Tarriona “Tank” Ball unleashes the radical power of joy
Since NPR’s Tiny Desk concert series launched in 2008, a dizzying range of musicality has shown up behind the iconic desk. From Yo-Yo Ma to Billie Eilish to Anderson .Paak to yours truly, it’s nearly impossible to choose a favorite performance. But when Tank and the Bangas played a set in 2017, as the winners of that year’s national Tiny Desk Contest, their performance brought such a rush of exuberance, spontaneity and sheer joy to the desk that you might find yourself watching that video over and over again, adding to its 14 million views on YouTube.
Since 2011, when the members of the band met at a New Orleans open mic, the Bangas’ quirky, vibrant, genre-defiant sound has been built around lead singer Tarriona “Tank” Ball’s voice and poetry, both of which have a seemingly infinite range of expression, pitch and color. Tank herself is equal parts old soul and eternal child, down to earth and grounded in person while her creative spirit floats on clouds that might be made of cotton candy. She started writing poetry as a 12 year old, and then began setting her words to music, creating songs that are an ageless exploration of the human experience, its meanderings and missteps, its peaks and valleys.

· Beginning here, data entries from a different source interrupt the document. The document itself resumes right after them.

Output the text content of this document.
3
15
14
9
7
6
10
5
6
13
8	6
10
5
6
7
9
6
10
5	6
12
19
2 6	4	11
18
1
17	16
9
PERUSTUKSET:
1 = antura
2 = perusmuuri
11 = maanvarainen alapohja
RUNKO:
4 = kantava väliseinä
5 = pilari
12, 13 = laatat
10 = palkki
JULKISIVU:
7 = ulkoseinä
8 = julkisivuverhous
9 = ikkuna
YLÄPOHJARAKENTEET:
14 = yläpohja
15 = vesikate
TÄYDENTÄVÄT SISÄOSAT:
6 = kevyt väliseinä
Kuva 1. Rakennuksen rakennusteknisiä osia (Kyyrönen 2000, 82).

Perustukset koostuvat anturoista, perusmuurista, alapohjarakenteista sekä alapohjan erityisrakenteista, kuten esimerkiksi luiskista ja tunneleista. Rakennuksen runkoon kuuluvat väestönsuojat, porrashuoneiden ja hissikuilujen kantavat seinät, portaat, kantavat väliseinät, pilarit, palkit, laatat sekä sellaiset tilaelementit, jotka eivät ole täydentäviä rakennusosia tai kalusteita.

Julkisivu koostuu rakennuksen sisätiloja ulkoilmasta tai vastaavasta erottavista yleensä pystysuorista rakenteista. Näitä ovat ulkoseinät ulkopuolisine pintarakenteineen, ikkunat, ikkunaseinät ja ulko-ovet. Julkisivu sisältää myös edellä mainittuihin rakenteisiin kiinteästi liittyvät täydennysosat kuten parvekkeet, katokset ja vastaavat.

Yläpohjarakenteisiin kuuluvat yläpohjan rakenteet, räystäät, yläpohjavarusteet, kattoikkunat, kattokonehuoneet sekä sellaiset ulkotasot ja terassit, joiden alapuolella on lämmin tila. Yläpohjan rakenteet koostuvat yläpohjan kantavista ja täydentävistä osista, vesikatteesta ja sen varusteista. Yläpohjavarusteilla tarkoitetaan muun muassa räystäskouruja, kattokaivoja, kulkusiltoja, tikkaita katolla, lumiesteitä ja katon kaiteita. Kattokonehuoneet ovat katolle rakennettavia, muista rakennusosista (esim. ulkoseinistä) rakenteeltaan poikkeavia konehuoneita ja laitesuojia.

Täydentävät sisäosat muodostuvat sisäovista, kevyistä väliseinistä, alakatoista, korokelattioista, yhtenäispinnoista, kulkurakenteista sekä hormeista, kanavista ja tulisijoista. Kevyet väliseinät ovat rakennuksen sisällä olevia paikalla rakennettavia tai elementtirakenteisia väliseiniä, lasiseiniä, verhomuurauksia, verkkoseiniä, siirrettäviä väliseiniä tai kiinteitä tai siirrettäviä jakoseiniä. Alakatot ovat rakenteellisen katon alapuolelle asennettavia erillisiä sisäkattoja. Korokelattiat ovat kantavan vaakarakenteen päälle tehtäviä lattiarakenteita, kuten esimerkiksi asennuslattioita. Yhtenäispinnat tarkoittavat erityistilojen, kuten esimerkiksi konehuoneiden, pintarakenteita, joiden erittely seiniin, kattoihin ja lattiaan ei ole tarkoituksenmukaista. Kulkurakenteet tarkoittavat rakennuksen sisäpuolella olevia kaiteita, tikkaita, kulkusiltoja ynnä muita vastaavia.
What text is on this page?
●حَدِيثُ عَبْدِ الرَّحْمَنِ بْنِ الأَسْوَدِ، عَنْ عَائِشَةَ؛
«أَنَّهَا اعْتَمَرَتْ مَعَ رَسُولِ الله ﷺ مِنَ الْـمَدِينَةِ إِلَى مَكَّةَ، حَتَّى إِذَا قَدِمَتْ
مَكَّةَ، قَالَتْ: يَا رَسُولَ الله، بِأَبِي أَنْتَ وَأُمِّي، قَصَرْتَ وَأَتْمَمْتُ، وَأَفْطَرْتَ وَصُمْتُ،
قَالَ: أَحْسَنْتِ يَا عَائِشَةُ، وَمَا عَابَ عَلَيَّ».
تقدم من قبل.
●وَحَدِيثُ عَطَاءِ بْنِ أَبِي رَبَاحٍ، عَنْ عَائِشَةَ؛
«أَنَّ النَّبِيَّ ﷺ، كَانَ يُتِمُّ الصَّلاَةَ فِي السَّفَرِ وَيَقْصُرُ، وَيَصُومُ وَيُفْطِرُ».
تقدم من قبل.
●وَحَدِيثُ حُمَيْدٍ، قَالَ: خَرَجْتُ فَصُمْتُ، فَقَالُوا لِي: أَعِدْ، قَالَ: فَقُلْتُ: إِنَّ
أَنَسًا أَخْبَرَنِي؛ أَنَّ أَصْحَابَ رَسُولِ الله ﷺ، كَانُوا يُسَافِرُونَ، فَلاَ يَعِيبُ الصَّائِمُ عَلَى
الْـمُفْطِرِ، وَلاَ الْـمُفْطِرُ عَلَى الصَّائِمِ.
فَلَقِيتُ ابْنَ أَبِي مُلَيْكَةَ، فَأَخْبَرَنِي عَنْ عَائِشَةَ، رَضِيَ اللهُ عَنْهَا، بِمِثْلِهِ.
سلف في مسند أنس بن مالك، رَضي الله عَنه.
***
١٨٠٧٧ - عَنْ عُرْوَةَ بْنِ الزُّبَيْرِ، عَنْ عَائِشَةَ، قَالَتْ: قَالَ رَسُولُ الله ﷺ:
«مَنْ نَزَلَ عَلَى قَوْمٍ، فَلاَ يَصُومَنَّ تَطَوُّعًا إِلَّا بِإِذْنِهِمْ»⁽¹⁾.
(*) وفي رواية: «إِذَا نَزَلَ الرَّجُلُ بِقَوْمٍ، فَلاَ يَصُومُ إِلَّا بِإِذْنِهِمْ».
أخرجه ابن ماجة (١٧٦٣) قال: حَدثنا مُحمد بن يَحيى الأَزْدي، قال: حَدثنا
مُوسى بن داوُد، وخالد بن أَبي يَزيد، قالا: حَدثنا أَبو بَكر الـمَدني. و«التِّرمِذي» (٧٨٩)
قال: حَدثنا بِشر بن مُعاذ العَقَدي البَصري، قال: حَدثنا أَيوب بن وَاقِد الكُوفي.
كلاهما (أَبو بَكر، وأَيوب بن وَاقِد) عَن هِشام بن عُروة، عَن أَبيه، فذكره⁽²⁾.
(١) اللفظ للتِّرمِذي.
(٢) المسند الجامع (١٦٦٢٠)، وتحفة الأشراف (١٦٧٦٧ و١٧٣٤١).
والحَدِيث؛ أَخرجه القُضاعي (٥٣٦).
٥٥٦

Tank was flying high when we had this conversation at the Blue Note in New York. She’d just heard the exhilarating news that her recent recording, a three-part spoken word collection called The Heart, The Mind, The Soul, had earned a Grammy nomination for best spoken word poetry album. Her phone was blowing up with congratulations, and her mood was ebullient. With this project, she intentionally positions herself as a poet in her own right, sharing her life journey from her New Orleans childhood through the adventures of heart, mind and soul that have led to finding her strength as a woman in this world.
The opening track on The Heart is called “A Poem Is” — a song that clearly expresses Tank’s mission to define poetry itself as music for our time. In her own words: “I want poetry to get more respect and for even more young people to get into the expression of poetry. I want it to be seen as cool again.” And if anyone can accomplish that mission with timeless energy and grace — and a little bit of cotton-candy magic — it’s Tank.